Toward Making Epidemiologic Data More Useful for Quantitative Risk Assessment

Kenny S. Crump*, 1, Bruce Allen2
1 Louisiana Tech University, Ruston, LA, USA
2 Bruce Allen Consulting, Chapel Hill, NC, USA

© 2011S. Crump et al..

open-access license: This is an open access article distributed under the terms of the Creative Commons Attribution 4.0 International Public License (CC-BY 4.0), a copy of which is available at: ( This license permits unrestricted use, distribution, and reproduction in any medium, provided the original author and source are credited.
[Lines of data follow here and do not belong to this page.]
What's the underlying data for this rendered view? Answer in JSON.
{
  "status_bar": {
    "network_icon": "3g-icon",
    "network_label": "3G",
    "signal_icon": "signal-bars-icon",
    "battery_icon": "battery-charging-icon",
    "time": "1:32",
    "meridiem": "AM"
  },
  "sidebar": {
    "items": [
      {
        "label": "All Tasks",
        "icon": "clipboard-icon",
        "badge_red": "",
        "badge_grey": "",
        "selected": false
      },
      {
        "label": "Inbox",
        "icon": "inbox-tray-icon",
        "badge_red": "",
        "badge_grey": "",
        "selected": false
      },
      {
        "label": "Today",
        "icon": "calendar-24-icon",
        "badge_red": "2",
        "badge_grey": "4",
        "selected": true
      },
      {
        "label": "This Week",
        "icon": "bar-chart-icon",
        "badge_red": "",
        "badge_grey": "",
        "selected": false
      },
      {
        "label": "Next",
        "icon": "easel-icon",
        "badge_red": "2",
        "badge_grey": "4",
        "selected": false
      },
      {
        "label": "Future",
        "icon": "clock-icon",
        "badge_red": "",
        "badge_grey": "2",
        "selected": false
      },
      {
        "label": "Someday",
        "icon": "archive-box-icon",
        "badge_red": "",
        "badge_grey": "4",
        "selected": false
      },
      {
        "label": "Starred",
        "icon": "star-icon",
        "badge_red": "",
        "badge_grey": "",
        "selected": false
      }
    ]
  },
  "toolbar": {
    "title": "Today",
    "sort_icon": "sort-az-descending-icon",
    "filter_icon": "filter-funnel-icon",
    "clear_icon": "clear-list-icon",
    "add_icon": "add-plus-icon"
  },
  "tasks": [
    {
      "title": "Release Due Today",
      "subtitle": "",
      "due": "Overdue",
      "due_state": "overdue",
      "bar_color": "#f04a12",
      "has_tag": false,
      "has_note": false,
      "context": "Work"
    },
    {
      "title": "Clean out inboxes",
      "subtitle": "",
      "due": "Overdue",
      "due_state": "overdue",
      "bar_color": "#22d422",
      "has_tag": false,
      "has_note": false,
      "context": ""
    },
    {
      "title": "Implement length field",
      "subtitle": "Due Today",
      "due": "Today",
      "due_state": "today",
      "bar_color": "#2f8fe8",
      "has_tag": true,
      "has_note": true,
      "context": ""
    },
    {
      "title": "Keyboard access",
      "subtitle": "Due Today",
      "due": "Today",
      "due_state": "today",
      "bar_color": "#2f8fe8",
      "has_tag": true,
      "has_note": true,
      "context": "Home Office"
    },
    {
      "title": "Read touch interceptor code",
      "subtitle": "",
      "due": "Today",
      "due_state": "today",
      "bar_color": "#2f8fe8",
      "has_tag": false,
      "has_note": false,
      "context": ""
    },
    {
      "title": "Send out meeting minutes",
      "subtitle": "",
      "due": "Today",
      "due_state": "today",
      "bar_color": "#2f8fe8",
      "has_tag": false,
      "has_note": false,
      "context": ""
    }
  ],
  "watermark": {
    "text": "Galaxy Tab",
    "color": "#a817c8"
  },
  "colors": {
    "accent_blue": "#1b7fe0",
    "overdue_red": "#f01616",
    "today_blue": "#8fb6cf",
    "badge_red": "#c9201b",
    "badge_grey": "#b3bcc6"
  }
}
* Address correspondence to this author at the Louisiana Tech, P.O. Box 10348, Ruston, LA 71272-0046, USA; Tel: 318-278-9426; Fax: 318-257-2182; E-mail:


This paper discusses issues faced in using epidemiologic data to develop quantitative estimates of risk from specified patterns of exposure to a toxicant. We focus on use of data from cohort studies with binary endpoints (occurrence or non-occurrence of disease). Relative advantages of Cox regression and Poisson regression are presented. A general form of exposure metric is presented, and criteria for selecting an appropriate metric are discussed. Advantages and disadvantages of various dose-response models are discussed. It is argued that, unless low-dose linearity of the dose response can be ruled out on non-statistical grounds, then bounds for low-dose risk should incorporate low-dose linearity; a sequential procedure for computing such bounds is illustrated. Limitations in exposure data and their impact on risk assessments are discussed. Issues arising when using meta-analytic techniques to combine data from multiple epidemiologic studies are discussed. Limitations in risk assessments resulting from reliance upon published results alone are described. Methods for converting from measures of risk used in epidemiologic studies (e.g., relative risk) to measures appropriate for a risk assessment (e.g., additional lifetime probability of disease occurrence resulting from a specific exposure pattern) are described in detail. Several examples from the asbestos epidemiologic literature are presented to illustrate these issues.

Keywords: Epidemiologic data, cohort study, cox analysis, poisson analysis, relative risk model, exposure metric, low-dose risk, life table analysis.